第1位 ハウアー事件
2018年6月26日、巡回警ら中のパトカーが何者かに襲撃を受け、2名の警察官が殺害された。銃殺された警察官たちは運転席と助手席にシートベルトをつけた状態で座らされ、パトカーごと燃やされていた。焼け残った青いランプが、ただの黒い炭の山ではなく警察車両であるということを証明しているようだった。設置されていた車載カメラは犯人が持ち去ったのか、焼け跡から見つからなかった。
犯行は深夜、目撃者がいない中で行われた。警察無線の記録によると、殺害される直前まで速度超過の車を追尾していたことがわかっている。報告されたナンバープレートから所有者が割り出されたが、所有者は事件当日の朝、車が盗難されていることに気づいて警察へ被害届を提出していた。この車は現在も見つかっていない。
警察は1人の男に疑いをかけた。元警察官のメルヒオール・ハウアーである。ハウアーは2015年、違法薬物を所持していたとして懲戒免職になっていた。その後は実家に戻って家業の農業に従事していたとされている。尊大な性格で、警察官時代には同僚らとトラブルを起こすことも度々あった。警察官を狙った犯罪を行う理由があったのだ。
7月24日、警察はハウアーを殺人容疑で逮捕した。取り調べでは、ハウアーは容疑について「肯定も否定もしない」と主張。ほとんど何も語ろうとしないため、弁護士ですら会話に苦労していた。裁判ではハウアーが犯行を行ったと充分に認められる証拠が乏しかったため、無罪が言い渡された。退廷時、ハウアーは弁護士にのみ聞き取れる小さな声で「僕の勝ちだ」と話したという。

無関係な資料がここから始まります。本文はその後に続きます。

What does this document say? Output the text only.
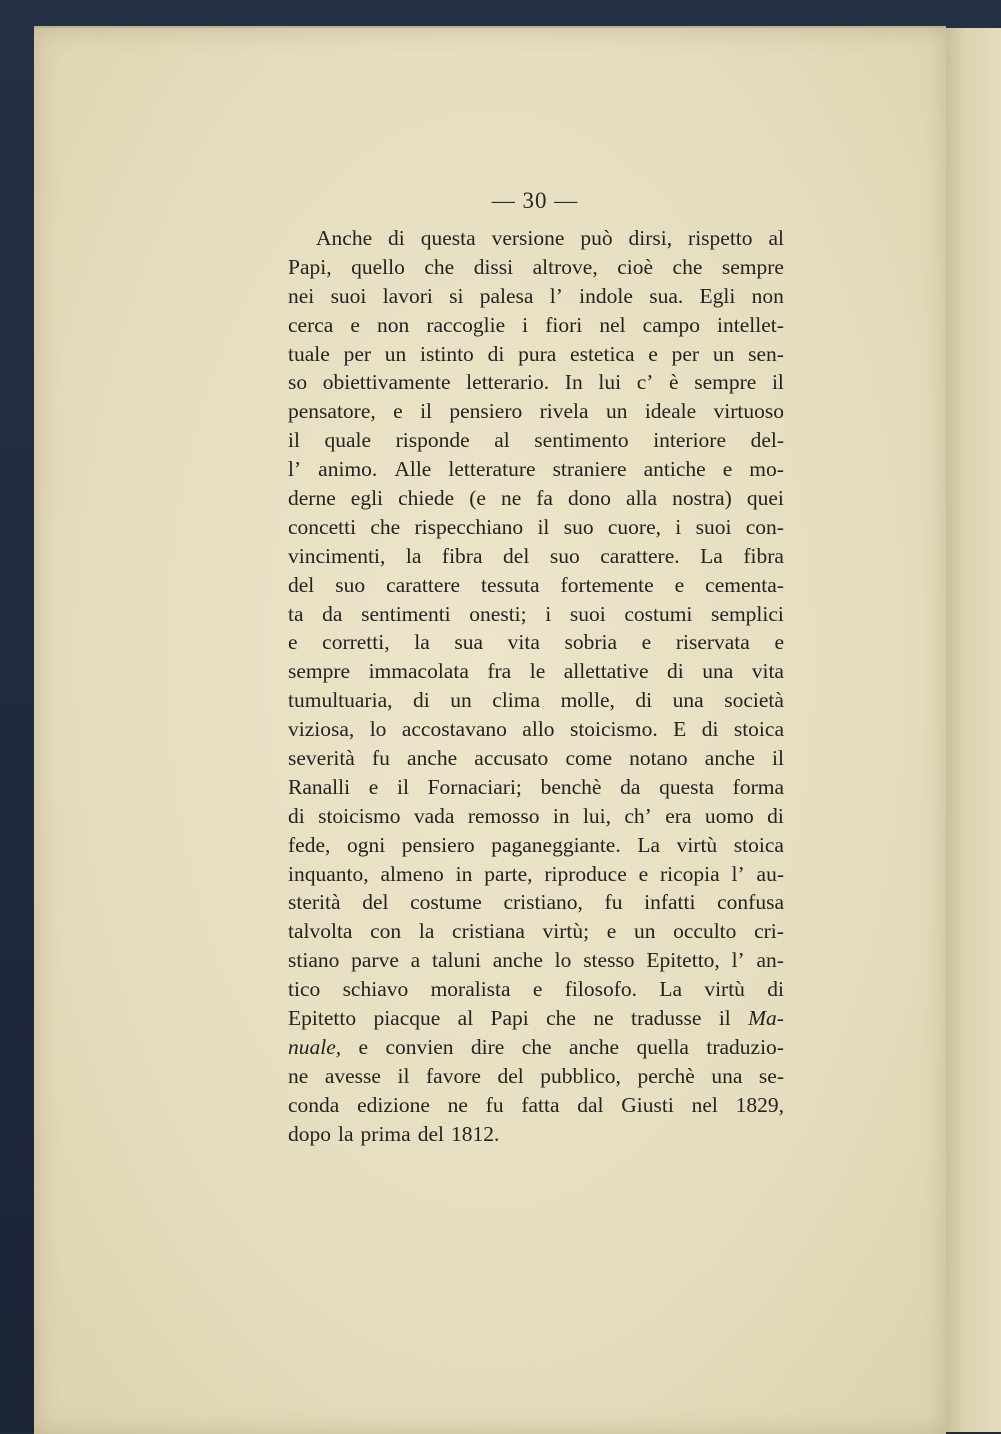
— 30 —
Anche di questa versione può dirsi, rispetto al
Papi, quello che dissi altrove, cioè che sempre
nei suoi lavori si palesa l’ indole sua. Egli non
cerca e non raccoglie i fiori nel campo intellet-
tuale per un istinto di pura estetica e per un sen-
so obiettivamente letterario. In lui c’ è sempre il
pensatore, e il pensiero rivela un ideale virtuoso
il quale risponde al sentimento interiore del-
l’ animo. Alle letterature straniere antiche e mo-
derne egli chiede (e ne fa dono alla nostra) quei
concetti che rispecchiano il suo cuore, i suoi con-
vincimenti, la fibra del suo carattere. La fibra
del suo carattere tessuta fortemente e cementa-
ta da sentimenti onesti; i suoi costumi semplici
e corretti, la sua vita sobria e riservata e
sempre immacolata fra le allettative di una vita
tumultuaria, di un clima molle, di una società
viziosa, lo accostavano allo stoicismo. E di stoica
severità fu anche accusato come notano anche il
Ranalli e il Fornaciari; benchè da questa forma
di stoicismo vada remosso in lui, ch’ era uomo di
fede, ogni pensiero paganeggiante. La virtù stoica
inquanto, almeno in parte, riproduce e ricopia l’ au-
sterità del costume cristiano, fu infatti confusa
talvolta con la cristiana virtù; e un occulto cri-
stiano parve a taluni anche lo stesso Epitetto, l’ an-
tico schiavo moralista e filosofo. La virtù di
Epitetto piacque al Papi che ne tradusse il Ma-
nuale, e convien dire che anche quella traduzio-
ne avesse il favore del pubblico, perchè una se-
conda edizione ne fu fatta dal Giusti nel 1829,
dopo la prima del 1812.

裁判によって正式にハウアーの容疑が否定されたため、捜査は振り出しに戻った。だが、懸命な捜査も虚しく時間だけが過ぎていく。状況証拠を調べる限り、ハウアーが犯人であれば全ての説明がつくのだ。決定的な物証を探す警察官たちを嘲笑うかのように、ハウアーはOBとして警察署を訪問し、その様子を動画投稿サイトにアップロードするなどのパフォーマンスを行ってみせた。
本事件は現在も捜査中であり、2022年に新築された警察署の正面エントランスホールには犯罪者に決して怯まず立ち向かう姿勢を表すため、全焼したパトカーが展示されている。2024年には本事件で殉職した警察官2名の生前の写真が追加して飾られた。ヴァレンシュタイン警察は今日も国内外の犯罪者たちと戦い、人々の平和と安全を守っている。
ハウアーの警察署訪問などの行動は被害者遺族の感情を逆撫でし、警察を侮辱するもので到底許されないが、ある種の社会への反逆とも受け取れる行為が若者たちの間で話題を呼び、インターネットの掲示板サイトにハウアーを崇拝するような書き込みが見られるようになった。彼らはかつての世界統一委員会のような組織を作ってしまわないだろうか。社会に平安が訪れることを祈るばかりである。